When the seedling in the container is grown to a size appropriate for planting, the seedling can be planted outdoors or in a facility field. The seedling obtained according to one or more embodiments of the present invention has an established symbiotic relationship with symbiotic microorganisms from when the seedling is rooted, with the presence of the mycelia of the symbiotic microorganisms that promote the growth in the rhizosphere. Symbiotic microorganisms as prior residents live in symbiosis with the seedling. After the seedling is planted, the symbiotic microorganisms affect the symbiotic relationship between the seedling and the indigenous microorganism inhabiting the rhizosphere (priority effect). Thus, symbiotic microorganisms can promote the growth of the seedling also after the seedling is planted. When microorganisms (core microorganisms) that are compatible with a microbiome in the planting site, or more specifically, microorganisms that contribute to the growth of the seedling, are used as symbiotic microorganisms, the core microorganisms promote establishment of an intended symbiotic network with the indigenous microorganism after the seedling is planted and promote intended growth of the seedling.

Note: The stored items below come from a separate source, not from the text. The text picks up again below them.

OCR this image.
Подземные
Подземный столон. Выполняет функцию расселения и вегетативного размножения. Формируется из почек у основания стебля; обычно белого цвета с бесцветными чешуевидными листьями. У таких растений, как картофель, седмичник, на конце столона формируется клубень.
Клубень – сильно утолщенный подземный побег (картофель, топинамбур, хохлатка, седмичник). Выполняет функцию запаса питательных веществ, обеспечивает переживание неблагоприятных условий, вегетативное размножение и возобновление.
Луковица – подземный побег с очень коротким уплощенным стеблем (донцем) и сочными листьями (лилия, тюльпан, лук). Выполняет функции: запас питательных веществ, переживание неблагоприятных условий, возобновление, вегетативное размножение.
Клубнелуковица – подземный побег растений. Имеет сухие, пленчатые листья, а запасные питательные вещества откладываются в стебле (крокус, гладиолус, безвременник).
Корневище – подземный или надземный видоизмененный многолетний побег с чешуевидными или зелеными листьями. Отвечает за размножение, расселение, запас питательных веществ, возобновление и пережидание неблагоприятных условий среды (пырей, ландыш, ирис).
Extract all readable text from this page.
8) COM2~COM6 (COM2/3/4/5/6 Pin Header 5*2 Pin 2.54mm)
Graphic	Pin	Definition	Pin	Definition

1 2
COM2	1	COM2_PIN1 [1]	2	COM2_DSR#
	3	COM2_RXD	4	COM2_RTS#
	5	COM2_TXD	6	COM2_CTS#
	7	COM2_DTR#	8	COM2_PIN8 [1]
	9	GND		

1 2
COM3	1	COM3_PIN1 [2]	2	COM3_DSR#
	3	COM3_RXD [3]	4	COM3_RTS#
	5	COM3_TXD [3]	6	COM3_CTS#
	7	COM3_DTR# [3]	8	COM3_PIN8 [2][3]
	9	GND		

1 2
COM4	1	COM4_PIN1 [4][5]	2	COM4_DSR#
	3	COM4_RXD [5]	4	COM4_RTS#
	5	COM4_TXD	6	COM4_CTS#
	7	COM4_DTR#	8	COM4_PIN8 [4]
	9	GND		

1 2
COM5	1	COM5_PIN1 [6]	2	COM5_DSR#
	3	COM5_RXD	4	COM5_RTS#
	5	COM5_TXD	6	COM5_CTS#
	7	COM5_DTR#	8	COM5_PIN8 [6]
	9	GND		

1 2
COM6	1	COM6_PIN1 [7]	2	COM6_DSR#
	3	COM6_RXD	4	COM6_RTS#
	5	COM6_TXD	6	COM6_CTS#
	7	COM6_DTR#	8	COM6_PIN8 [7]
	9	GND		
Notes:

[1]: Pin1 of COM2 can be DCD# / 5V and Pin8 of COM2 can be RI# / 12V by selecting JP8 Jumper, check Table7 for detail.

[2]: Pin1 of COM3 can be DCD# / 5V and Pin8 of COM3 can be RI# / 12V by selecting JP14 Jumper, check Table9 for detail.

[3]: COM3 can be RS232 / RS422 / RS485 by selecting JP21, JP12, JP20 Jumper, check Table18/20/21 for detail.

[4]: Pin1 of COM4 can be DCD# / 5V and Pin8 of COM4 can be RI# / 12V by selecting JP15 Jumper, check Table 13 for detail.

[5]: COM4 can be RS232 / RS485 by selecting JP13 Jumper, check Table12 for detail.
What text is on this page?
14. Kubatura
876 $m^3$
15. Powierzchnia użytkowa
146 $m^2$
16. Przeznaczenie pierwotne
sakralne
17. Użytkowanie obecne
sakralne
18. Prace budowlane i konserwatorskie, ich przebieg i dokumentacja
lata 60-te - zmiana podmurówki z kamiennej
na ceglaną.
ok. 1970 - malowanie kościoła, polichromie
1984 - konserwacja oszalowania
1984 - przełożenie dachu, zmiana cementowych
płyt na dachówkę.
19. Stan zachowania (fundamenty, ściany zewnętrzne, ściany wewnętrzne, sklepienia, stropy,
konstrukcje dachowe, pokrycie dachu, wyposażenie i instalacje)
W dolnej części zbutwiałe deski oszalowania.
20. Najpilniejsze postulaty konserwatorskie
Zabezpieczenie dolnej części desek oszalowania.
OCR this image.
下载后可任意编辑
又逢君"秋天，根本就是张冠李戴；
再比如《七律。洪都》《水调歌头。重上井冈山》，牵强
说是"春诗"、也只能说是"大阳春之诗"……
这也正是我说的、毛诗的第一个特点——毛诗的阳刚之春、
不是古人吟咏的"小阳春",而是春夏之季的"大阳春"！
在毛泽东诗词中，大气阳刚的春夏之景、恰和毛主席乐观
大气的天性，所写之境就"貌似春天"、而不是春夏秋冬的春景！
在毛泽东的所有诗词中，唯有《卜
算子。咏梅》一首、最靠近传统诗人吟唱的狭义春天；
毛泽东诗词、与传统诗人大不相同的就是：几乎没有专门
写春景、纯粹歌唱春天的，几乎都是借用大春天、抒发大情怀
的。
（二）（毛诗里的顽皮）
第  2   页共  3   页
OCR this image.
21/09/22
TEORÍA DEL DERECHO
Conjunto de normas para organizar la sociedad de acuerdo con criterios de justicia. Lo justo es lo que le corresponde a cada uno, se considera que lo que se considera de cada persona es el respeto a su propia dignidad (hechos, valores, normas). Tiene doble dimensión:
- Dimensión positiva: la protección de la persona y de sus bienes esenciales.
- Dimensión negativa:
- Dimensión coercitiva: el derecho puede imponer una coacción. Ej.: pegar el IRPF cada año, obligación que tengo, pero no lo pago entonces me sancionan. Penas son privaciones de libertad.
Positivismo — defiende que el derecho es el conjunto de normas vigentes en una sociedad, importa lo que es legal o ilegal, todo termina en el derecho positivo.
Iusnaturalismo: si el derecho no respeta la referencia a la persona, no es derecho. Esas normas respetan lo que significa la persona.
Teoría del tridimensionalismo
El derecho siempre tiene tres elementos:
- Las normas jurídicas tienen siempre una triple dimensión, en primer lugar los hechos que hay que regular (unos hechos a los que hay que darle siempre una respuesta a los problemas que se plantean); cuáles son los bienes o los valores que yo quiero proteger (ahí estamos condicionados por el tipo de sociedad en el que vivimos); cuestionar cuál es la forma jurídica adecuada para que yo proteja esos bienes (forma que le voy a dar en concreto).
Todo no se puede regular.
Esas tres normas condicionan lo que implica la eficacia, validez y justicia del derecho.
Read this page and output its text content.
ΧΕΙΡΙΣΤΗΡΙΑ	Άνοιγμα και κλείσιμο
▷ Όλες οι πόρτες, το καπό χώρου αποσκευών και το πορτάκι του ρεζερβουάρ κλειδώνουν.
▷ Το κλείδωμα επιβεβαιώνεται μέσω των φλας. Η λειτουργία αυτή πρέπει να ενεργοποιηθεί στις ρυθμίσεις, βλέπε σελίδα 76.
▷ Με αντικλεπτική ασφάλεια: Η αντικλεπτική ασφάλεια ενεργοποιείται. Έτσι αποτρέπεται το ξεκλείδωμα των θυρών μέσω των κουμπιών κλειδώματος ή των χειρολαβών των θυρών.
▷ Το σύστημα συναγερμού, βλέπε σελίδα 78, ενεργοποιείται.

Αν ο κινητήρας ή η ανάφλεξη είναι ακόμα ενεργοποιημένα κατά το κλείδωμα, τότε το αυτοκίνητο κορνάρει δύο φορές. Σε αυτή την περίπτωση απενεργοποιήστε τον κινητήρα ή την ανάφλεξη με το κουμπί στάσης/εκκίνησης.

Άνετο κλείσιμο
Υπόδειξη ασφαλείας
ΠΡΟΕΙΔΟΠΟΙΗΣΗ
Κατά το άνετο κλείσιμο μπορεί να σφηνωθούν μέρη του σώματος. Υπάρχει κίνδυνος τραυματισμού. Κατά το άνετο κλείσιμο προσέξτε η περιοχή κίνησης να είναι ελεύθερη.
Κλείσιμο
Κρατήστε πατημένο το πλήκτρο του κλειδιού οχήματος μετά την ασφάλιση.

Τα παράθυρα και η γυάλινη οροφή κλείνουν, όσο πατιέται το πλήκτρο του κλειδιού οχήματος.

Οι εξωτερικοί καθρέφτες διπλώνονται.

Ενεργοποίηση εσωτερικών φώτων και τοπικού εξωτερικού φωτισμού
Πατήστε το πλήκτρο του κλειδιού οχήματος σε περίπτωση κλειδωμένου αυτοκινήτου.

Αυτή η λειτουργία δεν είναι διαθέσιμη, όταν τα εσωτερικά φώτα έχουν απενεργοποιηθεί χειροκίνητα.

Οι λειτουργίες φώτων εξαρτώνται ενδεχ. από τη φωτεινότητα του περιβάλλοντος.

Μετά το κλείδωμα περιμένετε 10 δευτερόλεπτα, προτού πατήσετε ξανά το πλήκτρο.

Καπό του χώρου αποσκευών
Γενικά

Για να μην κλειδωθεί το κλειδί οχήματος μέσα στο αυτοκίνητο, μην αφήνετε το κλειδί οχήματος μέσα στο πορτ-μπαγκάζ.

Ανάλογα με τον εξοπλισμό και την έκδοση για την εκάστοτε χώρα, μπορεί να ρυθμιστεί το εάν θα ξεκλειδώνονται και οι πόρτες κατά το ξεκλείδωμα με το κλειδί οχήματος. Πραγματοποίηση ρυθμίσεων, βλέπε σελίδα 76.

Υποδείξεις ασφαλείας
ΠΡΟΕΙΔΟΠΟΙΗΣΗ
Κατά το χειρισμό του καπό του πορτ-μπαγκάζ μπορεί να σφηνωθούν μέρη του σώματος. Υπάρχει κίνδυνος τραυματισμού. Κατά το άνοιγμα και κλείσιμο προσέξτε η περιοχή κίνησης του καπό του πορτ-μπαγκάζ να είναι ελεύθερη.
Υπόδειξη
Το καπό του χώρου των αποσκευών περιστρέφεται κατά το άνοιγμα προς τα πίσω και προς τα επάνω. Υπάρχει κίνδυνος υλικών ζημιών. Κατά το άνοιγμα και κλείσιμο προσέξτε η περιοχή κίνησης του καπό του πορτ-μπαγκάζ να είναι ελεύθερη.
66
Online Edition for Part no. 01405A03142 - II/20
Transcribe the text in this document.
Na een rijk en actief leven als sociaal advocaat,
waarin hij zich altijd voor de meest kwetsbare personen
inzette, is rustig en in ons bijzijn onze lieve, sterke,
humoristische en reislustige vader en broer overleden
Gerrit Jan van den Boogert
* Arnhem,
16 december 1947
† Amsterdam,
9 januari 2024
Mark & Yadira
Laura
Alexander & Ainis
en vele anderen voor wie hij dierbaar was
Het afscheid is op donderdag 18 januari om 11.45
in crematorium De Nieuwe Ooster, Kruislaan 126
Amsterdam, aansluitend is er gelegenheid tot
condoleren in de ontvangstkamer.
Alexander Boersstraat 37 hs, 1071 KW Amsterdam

The plant growing method using microorganisms according to one or more embodiments of the present embodiment includes placing the above microorganism bed or compost (hereafter referred to as a symbiotic microorganism-containing material) within a range in which the root of the target plant extends. More specifically, for seedlings rooted from vegetable tissue such as a plant seed or branch, the seedling or the cutting is rooted particularly in a container containing the compost, thus using a small amount of compost. To artificially establish a symbiotic relationship between a seedling and symbiotic microorganisms during preparation of the seedling, the mycelia may extend in the compost mixed with the microorganism bed to allow the plant to root.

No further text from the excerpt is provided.